Na eleição municipal de São Paulo, a disputa será entre a direita dos pobres e dos remediados que aspiram a não ser pobres e a esquerda dos ricos e da classe média que aspira a ser rica. O candidato do primeiro pelotão é Ricardo Nunes; o candidato do segundo é Guilherme Boulos.
Como manda a necessidade didática do jornalismo, generalizo e caricaturo, sem completo descolamento da realidade, o resultado da última pesquisa do Datafolha. Ricardo Nunes lidera entre os eleitores com renda familiar de até dois salários mínimos, com 31% das intenções de voto, onze pontos percentuais a mais do que Guilherme Boulos, com margem de erro de cinco.
O cenário se inverte quando o universo é dos eleitores com renda familiar acima de 5 salários mínimos: 34% deles declaram voto em Guilherme Boulos, contra 22% em Ricardo Nunes, dentro da mesma margem de erro.
Guilherme Boulos esperava que o apoio de Lula lhe desse um empurrão entre os mais pobres. Não deu. Lula já não é mais o mesmo desde que passou a usar relógio Cartier e gravata Hermès.
A transação bem-sucedida para que a ex-prefeita Marta Suplicy, rica com algum prestígio entre os pobres, fosse a vice na chapa de Guilherme Boulos também não surtiu efeito. De acordo com a pesquisa do Datafolha, o companheiro do intrépido PSol levaria uma sova de Ricardo Nunes no segundo turno. Perderia por 52% a 37%.
A esperança de Guilherme Boulos era que Pablo Marçal passasse ao segundo turno. Seria a sua chance de vencer a eleição. Mas Pablo Marçal encolheu desde que levou a cadeirada de José Luiz Datena. Por incrível que pareça, até na política brasileira picaretagem tem limite (de vez em quando).
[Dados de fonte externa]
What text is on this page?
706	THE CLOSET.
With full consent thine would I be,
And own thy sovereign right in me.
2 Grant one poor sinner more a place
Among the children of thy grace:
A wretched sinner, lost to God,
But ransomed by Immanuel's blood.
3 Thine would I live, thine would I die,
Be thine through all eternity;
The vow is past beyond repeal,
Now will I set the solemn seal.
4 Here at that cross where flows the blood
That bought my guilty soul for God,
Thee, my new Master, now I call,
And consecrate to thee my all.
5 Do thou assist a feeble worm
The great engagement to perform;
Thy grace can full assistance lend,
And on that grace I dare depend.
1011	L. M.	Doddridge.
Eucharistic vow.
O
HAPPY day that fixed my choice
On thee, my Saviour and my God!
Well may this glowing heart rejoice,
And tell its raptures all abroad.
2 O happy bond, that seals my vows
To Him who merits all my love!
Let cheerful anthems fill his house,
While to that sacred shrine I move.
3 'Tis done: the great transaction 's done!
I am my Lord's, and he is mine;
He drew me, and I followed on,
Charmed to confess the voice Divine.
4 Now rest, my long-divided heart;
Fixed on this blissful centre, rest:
A cadeirada fez com que Jair Bolsonaro abandonasse a ideia de apoiar Pablo Marçal e voltasse à sua mornidão como aliado de Ricardo Nunes. Ele já ajuda bastante se não atrapalhar que os votos dados ao coach no primeiro turno se encaminhem naturalmente para a reeleição do atual prefeito.
Como analistas políticos têm de fazer análise política, eles são obrigados a extrair alguma lógica no comportamento dos eleitores paulistanos. A lógica não é complicada: uma porção dos ricos e da classe média que aspira a ser rica vota em Guilherme Boulos movida pela má consciência, resquício da doutrinação nas escolas de elite dominadas pela esquerda. Há, ainda, a pura rejeição a qualquer coisa que se associe a Jair Bolsonaro, como se ele fosse o mal maior.
A porção de pobres que torce o nariz para Guilherme Boulos e vota em Ricardo Nunes tem a percepção de que o candidato lulista tem um passado que o condena. Esse negócio de ter ficado do lado de quem invade propriedade alheia não pega bem entre quem está comprando ou conseguiu comprar uma casinha com o suor do seu trabalho. A rejeição a Lula conta também, visto que o salário está cada vez mais longe do final do mês. Inflação de pobre é sempre maior.